The provider has a responsibility to both underwriter and customer to carry out this process fairly, transparently and thoroughly. And the pressure is on to minimise delays, especially when a customer is being treated in a private hospital and the medical bills are mounting, or if care providers are impatient for guarantees of payment.

In the face of potential delays (for instance when primary care practitioners are slow to produce the medical records needed to establish cover), customers can be asked to sign disclaimers to declare they have been open about their PEMCs. The assistance provider can also dig deeper using techniques such as retrospective medical screening to determine an individual’s health status when they took out a policy, and further GP questioning. These can help establish if, for example, a customer’s symptoms were apparent before they set off abroad, if they truly understood what their pre-existing conditions were, if they were waiting for a referral to a specialist – and so on.

Clever communication

Setting the right expectations about cover from the start of a claim is important. For instance, if a customer has been involved in an accident abroad, their assistance case manager should make them aware that the insurer will establish if there were contributing factors, such as pre-existing eyesight problems, before confirming cover.

If a claim is subsequently denied by the underwriter, the case manager will need to explain this with extreme sensitivity, possibly in the face of anger and upset from the customer. A skilled manager can make all the difference to a customer’s understanding of the fairness of the claims process, and to the ongoing relationship with their insurer. Full and seamless support via self-funded assistance or repatriation should be offered in these situations, and some customers will choose this option, especially when they are very sick and need help to get home. Others will organise their own transport home, or stick to their original travel plans if they are well enough to do so.

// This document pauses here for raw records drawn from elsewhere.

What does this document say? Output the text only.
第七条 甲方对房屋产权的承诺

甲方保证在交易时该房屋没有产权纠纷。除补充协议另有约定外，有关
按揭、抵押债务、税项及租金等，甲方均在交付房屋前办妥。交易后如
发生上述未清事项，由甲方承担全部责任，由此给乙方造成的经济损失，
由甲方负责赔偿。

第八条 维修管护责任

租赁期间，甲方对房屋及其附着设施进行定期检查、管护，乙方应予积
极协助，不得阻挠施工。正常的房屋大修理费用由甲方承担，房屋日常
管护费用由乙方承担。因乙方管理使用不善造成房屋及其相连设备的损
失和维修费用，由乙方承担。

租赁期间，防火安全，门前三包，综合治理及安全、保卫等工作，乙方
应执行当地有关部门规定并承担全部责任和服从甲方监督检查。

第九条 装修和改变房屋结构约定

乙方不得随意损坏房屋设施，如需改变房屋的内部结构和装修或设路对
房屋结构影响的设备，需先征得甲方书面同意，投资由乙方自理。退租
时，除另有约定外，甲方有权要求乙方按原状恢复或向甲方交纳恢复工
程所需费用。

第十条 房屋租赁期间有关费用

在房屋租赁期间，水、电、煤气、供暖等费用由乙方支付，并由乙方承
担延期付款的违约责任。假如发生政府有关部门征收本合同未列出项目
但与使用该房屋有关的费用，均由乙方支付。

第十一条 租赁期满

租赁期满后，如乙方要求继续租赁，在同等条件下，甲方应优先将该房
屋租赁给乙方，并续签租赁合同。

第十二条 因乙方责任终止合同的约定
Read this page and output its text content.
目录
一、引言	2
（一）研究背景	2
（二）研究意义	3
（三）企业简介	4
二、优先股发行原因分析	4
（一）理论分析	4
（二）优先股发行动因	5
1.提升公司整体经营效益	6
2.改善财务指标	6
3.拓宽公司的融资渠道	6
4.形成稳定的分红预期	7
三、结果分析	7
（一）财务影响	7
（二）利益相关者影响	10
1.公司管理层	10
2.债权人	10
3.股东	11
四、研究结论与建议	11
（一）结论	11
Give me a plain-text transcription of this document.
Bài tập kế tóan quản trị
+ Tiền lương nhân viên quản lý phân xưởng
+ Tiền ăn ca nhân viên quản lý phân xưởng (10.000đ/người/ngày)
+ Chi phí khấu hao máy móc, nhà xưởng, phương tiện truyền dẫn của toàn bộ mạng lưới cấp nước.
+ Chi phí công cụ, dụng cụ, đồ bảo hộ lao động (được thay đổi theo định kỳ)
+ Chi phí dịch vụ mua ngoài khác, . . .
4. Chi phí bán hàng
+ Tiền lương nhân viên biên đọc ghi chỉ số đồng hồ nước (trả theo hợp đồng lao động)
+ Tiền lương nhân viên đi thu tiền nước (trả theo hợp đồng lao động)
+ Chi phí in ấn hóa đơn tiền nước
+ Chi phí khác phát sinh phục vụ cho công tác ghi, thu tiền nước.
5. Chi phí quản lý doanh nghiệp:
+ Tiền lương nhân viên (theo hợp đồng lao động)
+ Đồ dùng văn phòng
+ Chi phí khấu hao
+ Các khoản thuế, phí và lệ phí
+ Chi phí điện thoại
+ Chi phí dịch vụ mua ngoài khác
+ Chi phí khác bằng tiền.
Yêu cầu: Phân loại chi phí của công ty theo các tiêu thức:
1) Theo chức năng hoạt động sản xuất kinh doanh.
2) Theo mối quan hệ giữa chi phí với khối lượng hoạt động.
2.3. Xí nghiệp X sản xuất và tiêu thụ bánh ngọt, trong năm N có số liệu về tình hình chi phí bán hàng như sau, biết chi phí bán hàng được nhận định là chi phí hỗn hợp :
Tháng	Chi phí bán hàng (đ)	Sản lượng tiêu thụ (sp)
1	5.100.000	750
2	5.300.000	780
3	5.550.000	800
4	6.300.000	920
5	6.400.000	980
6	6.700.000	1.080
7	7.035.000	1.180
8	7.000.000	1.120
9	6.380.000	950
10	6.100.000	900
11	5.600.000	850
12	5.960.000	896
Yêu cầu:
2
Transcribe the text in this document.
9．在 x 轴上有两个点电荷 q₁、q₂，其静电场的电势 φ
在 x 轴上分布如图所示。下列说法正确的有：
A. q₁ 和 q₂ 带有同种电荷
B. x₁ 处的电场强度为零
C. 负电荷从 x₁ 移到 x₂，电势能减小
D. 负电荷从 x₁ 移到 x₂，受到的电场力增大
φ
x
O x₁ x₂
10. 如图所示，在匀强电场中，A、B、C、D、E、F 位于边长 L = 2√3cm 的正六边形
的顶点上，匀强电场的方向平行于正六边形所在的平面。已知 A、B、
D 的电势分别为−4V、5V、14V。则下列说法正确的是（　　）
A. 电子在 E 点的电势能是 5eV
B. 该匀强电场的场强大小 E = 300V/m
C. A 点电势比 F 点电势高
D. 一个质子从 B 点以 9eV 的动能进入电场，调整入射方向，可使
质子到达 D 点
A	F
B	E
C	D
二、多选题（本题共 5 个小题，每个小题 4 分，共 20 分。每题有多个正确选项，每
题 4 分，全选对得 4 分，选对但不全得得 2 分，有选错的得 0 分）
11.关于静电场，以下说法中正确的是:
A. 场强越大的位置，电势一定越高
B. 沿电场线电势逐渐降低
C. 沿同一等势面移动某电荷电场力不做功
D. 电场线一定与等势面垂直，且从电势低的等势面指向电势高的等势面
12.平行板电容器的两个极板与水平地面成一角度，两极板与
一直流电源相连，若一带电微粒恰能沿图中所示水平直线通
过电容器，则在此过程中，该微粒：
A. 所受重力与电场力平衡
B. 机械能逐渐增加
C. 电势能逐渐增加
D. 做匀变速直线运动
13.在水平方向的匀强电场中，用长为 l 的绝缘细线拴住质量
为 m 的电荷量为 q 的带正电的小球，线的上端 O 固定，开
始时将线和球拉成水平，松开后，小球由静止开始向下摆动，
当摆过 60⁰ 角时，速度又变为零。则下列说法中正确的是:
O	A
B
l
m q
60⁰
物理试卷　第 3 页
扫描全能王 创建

Sometimes, when a travel policy would have been sold at a higher premium if all PEMCs had been declared at point of sale, the case manager will explain that the insurer will pay a proportion of the claim; for instance, 60 per cent of air ambulance costs, with the customer asked to pay the remaining 40 per cent. In all these circumstances, the assistance provider must do everything in its power to determine a fair decision.

Prevention is better than cure

It’s important to convey the message that travel cover can’t be taken for granted. As the Financial Ombudsman Service states: “Travel insurance can be the most complex financial product an individual may buy during the year because of the wide range of risks covered.” Customers need to view it as more than a last-minute ‘add on’ to a holiday, which means recognising the relevance of PEMCs.

Automated medical screening with intuitive question sets, industry campaigns and media coverage are all increasing awareness of the importance of declaring pre-existing conditions to validate travel policies. Wider digitisation may also help drive the cause, for instance via individual pre-travel health risk assessment tools that can expose PEMCs and shape travel risk mitigation. But it’s vital that customers, insurers and assistance providers alike are honest and transparent about what individual medical circumstances are and about what insurance cover can be provided. Because it’s in everyone’s interest that they are.